Amy Larocca on Marc Jacobs: Like Something From a Storybook

Models present outfits during the Marc Jacobs show February 13, 2012 at Mercedes Benz Fashion Week in New York. AFP PHOTO/Stan HONDA (Photo credit should read STAN HONDA/AFP/Getty Images)
Models present outfits during the Marc Jacobs show February 13, 2012 at Mercedes Benz Fashion Week in New York. AFP PHOTO/Stan HONDA (Photo credit should read STAN HONDA/AFP/Getty Images) Photo: STAN HONDA/2012 AFP

The first game to play in the minutes and then hours after a Marc Jacobs show is to unpack the references. So far we’ve heard: Amelia Bedelia, Yohji Yamamoto, Charles Dickens, Alice in Wonderland, Dr. Seuss….  And it’s not even eleven o’clock. By the morning there will, undoubtedly, be even more ideas floating around in the fash-o-sphere. Marc Jacobs is (still) the most exciting game in town. The fun starts with the set, which is bigger and bolder and more exciting than anything else we’ve got in New York. (As one person said upon walking into the 26th Street Armory, “it’s like our own Chanel.”) Tonight’s set was a collaboration between Jacobs and the artist Rachel Feinstein and it was part under-the-sea, part snow-scape, yet another example of Jacobs’ master ability to mix references and ideas. Sometimes—as in the case of a fuchsia knee length dress—they dazzled. Other times, they were conspicuously dull—thick knits in dour colors. The clothes were big. They were made of heavy brocades in exaggerated silhouettes. They were beautiful and a little bit strange and very much like something out of a storybook. 

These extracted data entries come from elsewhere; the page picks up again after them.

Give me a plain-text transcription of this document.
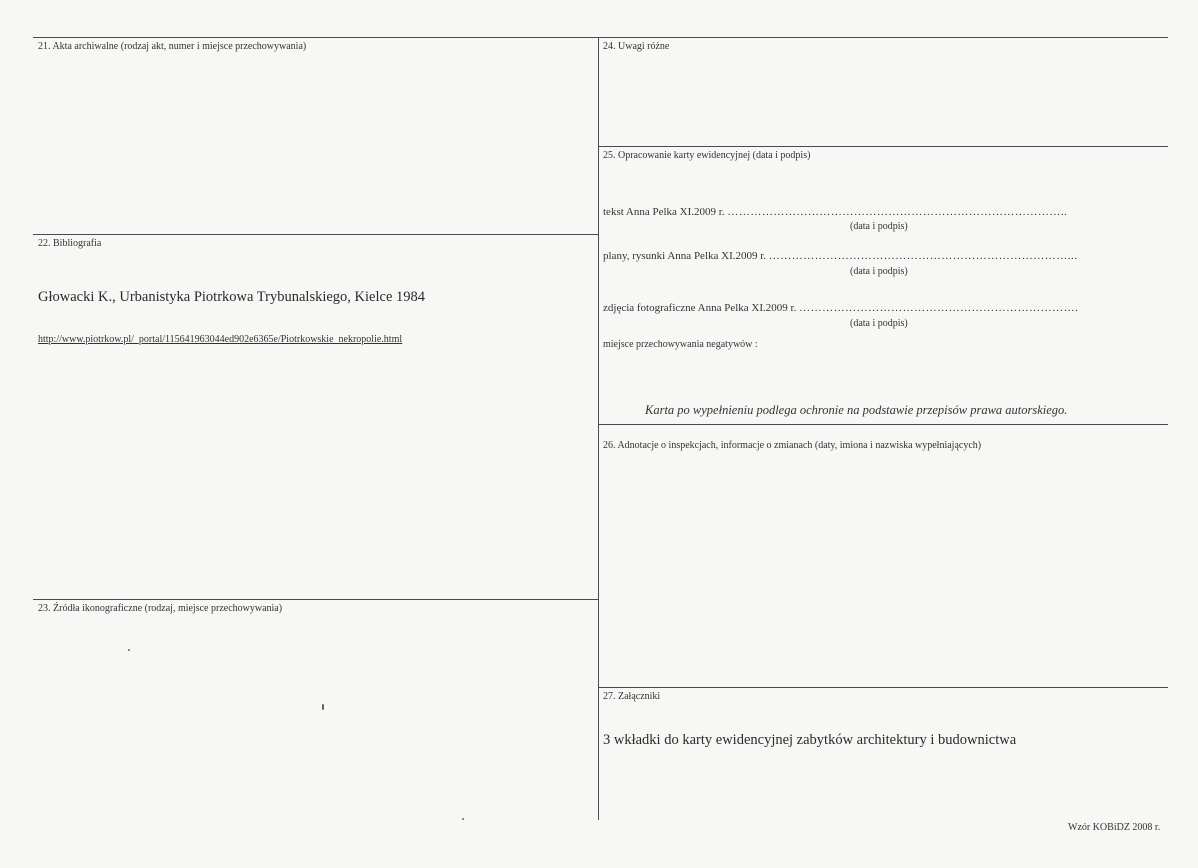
21. Akta archiwalne (rodzaj akt, numer i miejsce przechowywania)
22. Bibliografia
Głowacki K., Urbanistyka Piotrkowa Trybunalskiego, Kielce 1984
http://www.piotrkow.pl/_portal/115641963044ed902e6365e/Piotrkowskie_nekropolie.html
23. Źródła ikonograficzne (rodzaj, miejsce przechowywania)
24. Uwagi różne
25. Opracowanie karty ewidencyjnej (data i podpis)
tekst Anna Pelka XI.2009 r. ……………………………………………………………………………..
(data i podpis)
plany, rysunki Anna Pelka XI.2009 r. ……………………………………………………………………...
(data i podpis)
zdjęcia fotograficzne Anna Pelka XI.2009 r. ……………………………………………………………….
(data i podpis)
miejsce przechowywania negatywów :
Karta po wypełnieniu podlega ochronie na podstawie przepisów prawa autorskiego.
26. Adnotacje o inspekcjach, informacje o zmianach (daty, imiona i nazwiska wypełniających)
27. Załączniki
3 wkładki do karty ewidencyjnej zabytków architektury i budownictwa
Wzór KOBiDZ 2008 r.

You never know, walking up to the steps of the Armory, what to expect from a Marc Jacobs show—and this is true to an extreme far greater than with any other designer. The ideas and the gestures are always big, and they are always fully and successfully expressed. I will look forward to hearing more about where Marc Jacobs’ head was at tonight. And in the meantime, I’m pleased to have been brought there for a few minutes at the end of a long day.